Go to hell, Mom!
That was the essential and overriding sentiment in an obituary of a Minnesota woman published this week.
The 105-word "memorial" in a small-town newspaper in Minnesota was unquestionably blunt. The Redwood Falls Gazette in Redwood Falls, Minn., — population 5,254 — removed the paid obituary from its website this week after it sparked an outcry from many readers who argued it went too far.
The notice opens like a typical obituary. Kathleen Dehmlow (nee Schunk) was born in 1938 in Wabasso, Minn., and married Dennis Dehmlow 19 years later. The couple had two children: Gina and Jay.
By the third paragraph, the death notice takes an unexpected turn.
"In 1962, she became pregnant by her husband's brother Lyle Dehmlow and moved to California," it reads. "She abandoned her children, Gina and Jay who were then raised by her parents in Clements, Mr. and Mrs. Joseph Schunk."
The obituary ends on particularly harsh and bitter note.

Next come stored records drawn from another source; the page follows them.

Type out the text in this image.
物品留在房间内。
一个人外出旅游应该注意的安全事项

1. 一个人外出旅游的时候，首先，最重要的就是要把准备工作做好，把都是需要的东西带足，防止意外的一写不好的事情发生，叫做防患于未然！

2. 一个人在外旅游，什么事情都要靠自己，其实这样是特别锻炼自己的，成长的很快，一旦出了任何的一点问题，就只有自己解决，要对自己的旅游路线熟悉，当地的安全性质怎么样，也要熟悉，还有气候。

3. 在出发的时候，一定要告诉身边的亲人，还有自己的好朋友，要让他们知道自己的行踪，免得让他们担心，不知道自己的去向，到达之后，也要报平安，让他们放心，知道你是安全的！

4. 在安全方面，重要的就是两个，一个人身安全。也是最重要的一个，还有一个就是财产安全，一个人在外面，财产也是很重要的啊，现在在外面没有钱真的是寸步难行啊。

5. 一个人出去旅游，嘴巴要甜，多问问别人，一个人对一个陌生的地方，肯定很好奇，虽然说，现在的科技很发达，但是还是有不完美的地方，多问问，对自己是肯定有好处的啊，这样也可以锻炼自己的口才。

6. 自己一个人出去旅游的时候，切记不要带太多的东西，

"She passed away on May 31, 2018 in Springfield and will now face judgement. She will not be missed by Gina and Jay, and they understand that this world is a better place without her."
The unmitigated anger expressed in those five short paragraphs has launched a debate on social media about what's reasonable to say about the dead, says Heather Lende author of Find the Good: Unexpected Life Lessons from a Small-Town Obituary Writer.

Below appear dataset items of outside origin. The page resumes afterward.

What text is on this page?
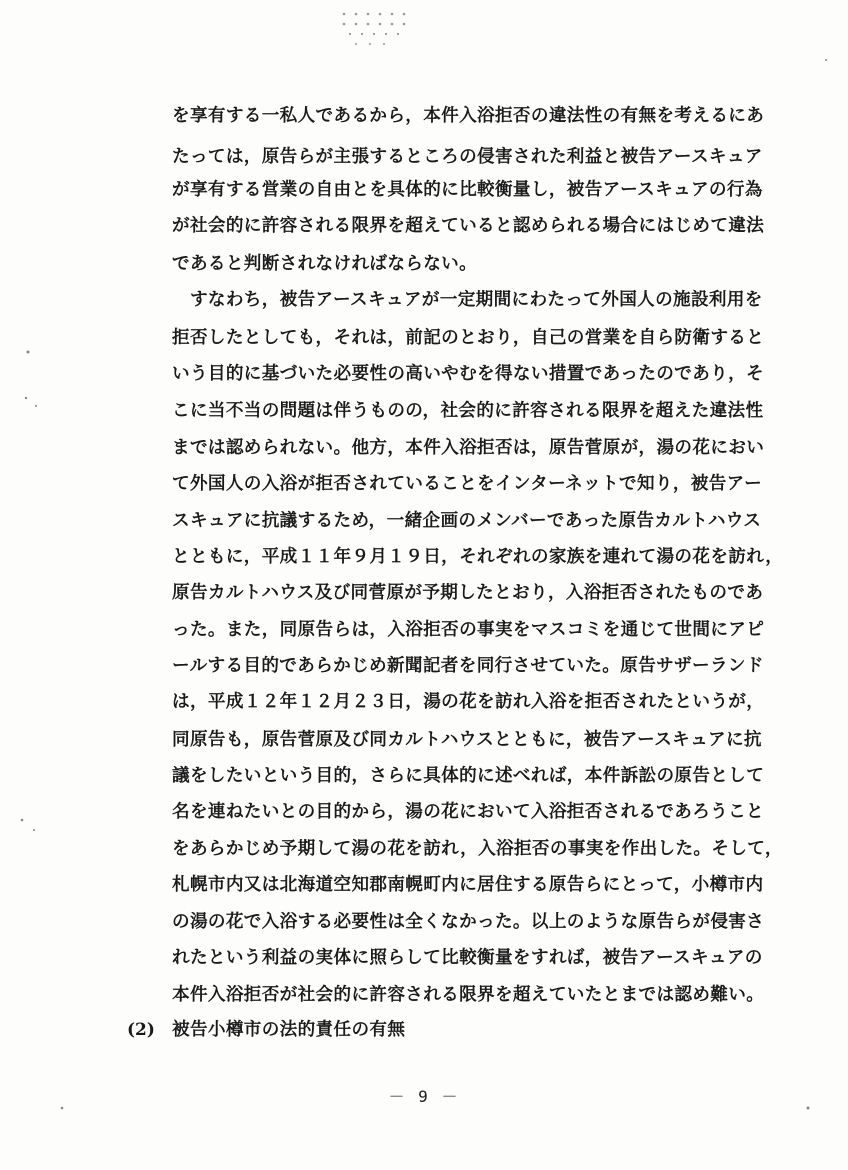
を享有する一私人であるから，本件入浴拒否の違法性の有無を考えるにあ
たっては，原告らが主張するところの侵害された利益と被告アースキュア
が享有する営業の自由とを具体的に比較衡量し，被告アースキュアの行為
が社会的に許容される限界を超えていると認められる場合にはじめて違法
であると判断されなければならない。
　すなわち，被告アースキュアが一定期間にわたって外国人の施設利用を
拒否したとしても，それは，前記のとおり，自己の営業を自ら防衛すると
いう目的に基づいた必要性の高いやむを得ない措置であったのであり，そ
こに当不当の問題は伴うものの，社会的に許容される限界を超えた違法性
までは認められない。他方，本件入浴拒否は，原告菅原が，湯の花におい
て外国人の入浴が拒否されていることをインターネットで知り，被告アー
スキュアに抗議するため，一緒企画のメンバーであった原告カルトハウス
とともに，平成１１年９月１９日，それぞれの家族を連れて湯の花を訪れ，
原告カルトハウス及び同菅原が予期したとおり，入浴拒否されたものであ
った。また，同原告らは，入浴拒否の事実をマスコミを通じて世間にアピ
ールする目的であらかじめ新聞記者を同行させていた。原告サザーランド
は，平成１２年１２月２３日，湯の花を訪れ入浴を拒否されたというが，
同原告も，原告菅原及び同カルトハウスとともに，被告アースキュアに抗
議をしたいという目的，さらに具体的に述べれば，本件訴訟の原告として
名を連ねたいとの目的から，湯の花において入浴拒否されるであろうこと
をあらかじめ予期して湯の花を訪れ，入浴拒否の事実を作出した。そして，
札幌市内又は北海道空知郡南幌町内に居住する原告らにとって，小樽市内
の湯の花で入浴する必要性は全くなかった。以上のような原告らが侵害さ
れたという利益の実体に照らして比較衡量をすれば，被告アースキュアの
本件入浴拒否が社会的に許容される限界を超えていたとまでは認め難い。
(2) 被告小樽市の法的責任の有無
－ 9 －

"At its very basic level, an obituary is a death announcement in the paper with a biography," Lende tells Here & Now's Robin Young. "I don't think there's any reason to pass judgement. If there's nothing nice to say, you just stick to the basic biographical outline and leave it at that."

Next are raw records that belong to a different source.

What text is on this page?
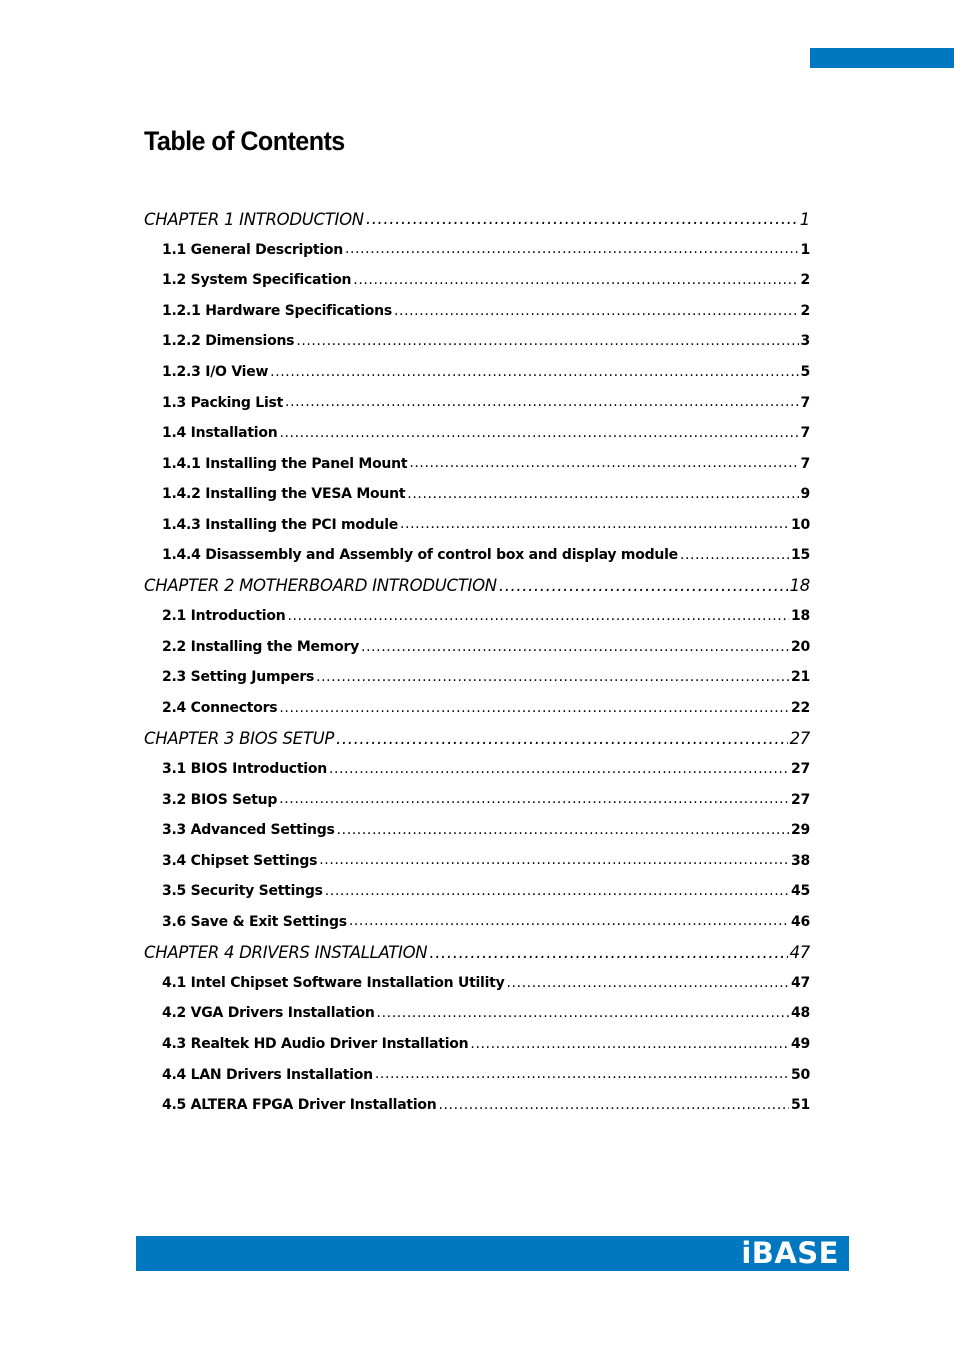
Table of Contents
CHAPTER 1 INTRODUCTION .....	1
1.1 General Description .....	1
1.2 System Specification .....	2
1.2.1 Hardware Specifications .....	2
1.2.2 Dimensions .....	3
1.2.3 I/O View .....	5
1.3 Packing List .....	7
1.4 Installation .....	7
1.4.1 Installing the Panel Mount .....	7
1.4.2 Installing the VESA Mount .....	9
1.4.3 Installing the PCI module .....	10
1.4.4 Disassembly and Assembly of control box and display module .....	15
CHAPTER 2 MOTHERBOARD INTRODUCTION .....	18
2.1 Introduction .....	18
2.2 Installing the Memory .....	20
2.3 Setting Jumpers .....	21
2.4 Connectors .....	22
CHAPTER 3 BIOS SETUP .....	27
3.1 BIOS Introduction .....	27
3.2 BIOS Setup .....	27
3.3 Advanced Settings .....	29
3.4 Chipset Settings .....	38
3.5 Security Settings .....	45
3.6 Save & Exit Settings .....	46
CHAPTER 4 DRIVERS INSTALLATION .....	47
4.1 Intel Chipset Software Installation Utility .....	47
4.2 VGA Drivers Installation .....	48
4.3 Realtek HD Audio Driver Installation .....	49
4.4 LAN Drivers Installation .....	50
4.5 ALTERA FPGA Driver Installation .....	51
iBASE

One relative, Dwight Dehmlow, told the Star Tribune that while the facts in the obituary are true, it provided an incomplete picture of Kathleen Dehmlow's life.
"There is more to it than this. It's not that simple," he said. "She made a mistake 60 years ago, but who hasn't? Has she regretted it over the years? Yes."
Dehmlow added that Kathleen had been living in a nursing home for the past year, and she died with her sisters by her side.
The incident also prompted legacy.com to review its standards after the obituary also appeared on the global online obituary website.
"Because the content standards of our newspaper partners are extremely high, we haven't needed to implement independent standards in this area," CEO and founder Stopher Bartol said in a statement. "That said, we take very seriously the trust placed in us by our partners and the families we together serve, and we will review and re-evaluate our procedures as necessary."
It's not uncommon for family members to speak about the dead in jaded tones. Last year, the family of Leslie Ray Charping of Galveston, Tex., posted a scathing remembrance of him outlining his hobbies, which "included being abusive to his family, expediting trips to heaven for the beloved family pets and fishing."
Family members are often driven by simple motivations – catharsis, animosity, resentment – in writing these types of obituaries, says Susan Soper, an expert on obituaries who advises people on writing them.
"People don't generally speak ill of the dead," Soper told The Washington Post. "But not always. There are plenty of obituaries that have been very honest and truthful about the hurt someone has caused – or the misdeeds they have committed."
The Daily Mail quotes Kathleen's son, Jay Dehmalo, who changed his last name to distance himself from his family, as saying that he and his sister knew there would be backlash, but they are glad to have published what they say is the truth about their mother.
"It helped us [to write this]," Dehmalo said. "We wanted to finally get the last word."